A first-round pick by Denver in 2010, Tebow was 9-7 as a starter with the Broncos in 2010-11. He had 316 yards passing in an overtime playoff win over Pittsburgh in January 2012, but was traded to the New York Jets after Denver signed Peyton Manning. Tebow played mostly special teams for the Jets and threw just eight passes. He spent training camp with the New England Patriots in 2013 and didn’t get another chance in the NFL until the Eagles signed him in April.
The knock against Tebow has been his accuracy. His career completion percentage is 47.9. Tebow worked with former major league pitcher Tom House on his mechanics during the past two years. And, it shows.
“I think I’ve improved,” he said. “I’m continuing to try to improve every day. It takes time, but it’s been happening, and I just want to continue that process.”
Teammate Brandon Graham already predicted Tebow not only will make the team, but make an impact. Riley Cooper, Tebow’s former roommate at Florida, expects him to succeed.

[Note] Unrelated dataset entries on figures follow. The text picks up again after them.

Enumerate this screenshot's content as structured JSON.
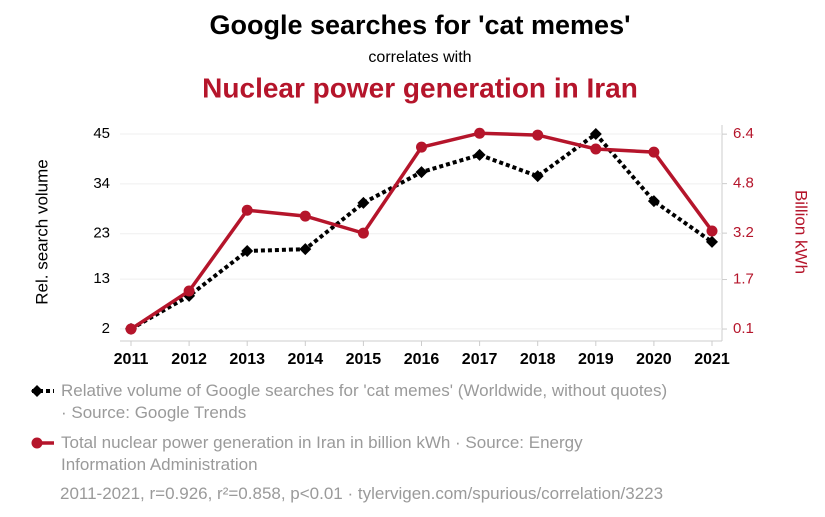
{
  "chart_data": {
    "type": "line",
    "title": "Google searches for 'cat memes'",
    "subtitle": "correlates with",
    "title2": "Nuclear power generation in Iran",
    "ylabel": "Rel. search volume",
    "y2label": "Billion kWh",
    "x": [
      2011,
      2012,
      2013,
      2014,
      2015,
      2016,
      2017,
      2018,
      2019,
      2020,
      2021
    ],
    "xlim": [
      2011,
      2021
    ],
    "xticks": [
      2011,
      2012,
      2013,
      2014,
      2015,
      2016,
      2017,
      2018,
      2019,
      2020,
      2021
    ],
    "ylim": [
      0,
      46
    ],
    "yticks": [
      2,
      13,
      23,
      34,
      45
    ],
    "y2lim": [
      -0.19,
      6.55
    ],
    "y2ticks": [
      0.1,
      1.7,
      3.2,
      4.8,
      6.4
    ],
    "grid": true,
    "series": [
      {
        "name": "Relative volume of Google searches for 'cat memes' (Worldwide, without quotes) · Source: Google Trends",
        "color": "#000000",
        "style": "dotted",
        "marker": "diamond",
        "axis": "y",
        "values": [
          2,
          9.3,
          19.2,
          19.6,
          29.8,
          36.6,
          40.4,
          35.7,
          45,
          30.2,
          21.2
        ]
      },
      {
        "name": "Total nuclear power generation in Iran in billion kWh · Source: Energy Information Administration",
        "color": "#b5152b",
        "style": "solid",
        "marker": "circle",
        "axis": "y2",
        "values": [
          0.1,
          1.33,
          3.94,
          3.75,
          3.2,
          5.98,
          6.43,
          6.37,
          5.92,
          5.82,
          3.27
        ]
      }
    ],
    "note": "2011-2021, r=0.926, r²=0.858, p<0.01 · tylervigen.com/spurious/correlation/3223"
  }
}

“He’s one of the toughest players I’ve ever played with, and that rubs off on everyone else,” Cooper said. “I’m sure he’s going to do well.”
Tebow ran for 2,947 yards and 57 touchdowns at Florida where he led the Gators to two national championships. He has 989 yards rushing and 12 TDs in the NFL.
Tebow is wildly popular, even in feisty Philadelphia. A legion of fans follow him because of his strong Christian faith. Fans flocked to see him during two open practices at Philadelphia’s home stadium, including a group of friends who drove 14 hours from Kentucky. About 43,000 fans attended practiced last Sunday and many cheered Tebow’s every move.
Tebow signed his autograph on several Gators jerseys and even a Bible. He’s often the last player off the field and does his best to accommodate every fan’s request.
“It’s something you always have to think about when you come out here because you can take it for granted,” Tebow said. “And there’s probably been a lot of times in my life when I’ve taken it for granted. But you just realize how blessed you are when you come out here. You’re able to play a game that you love. That’s pretty special.”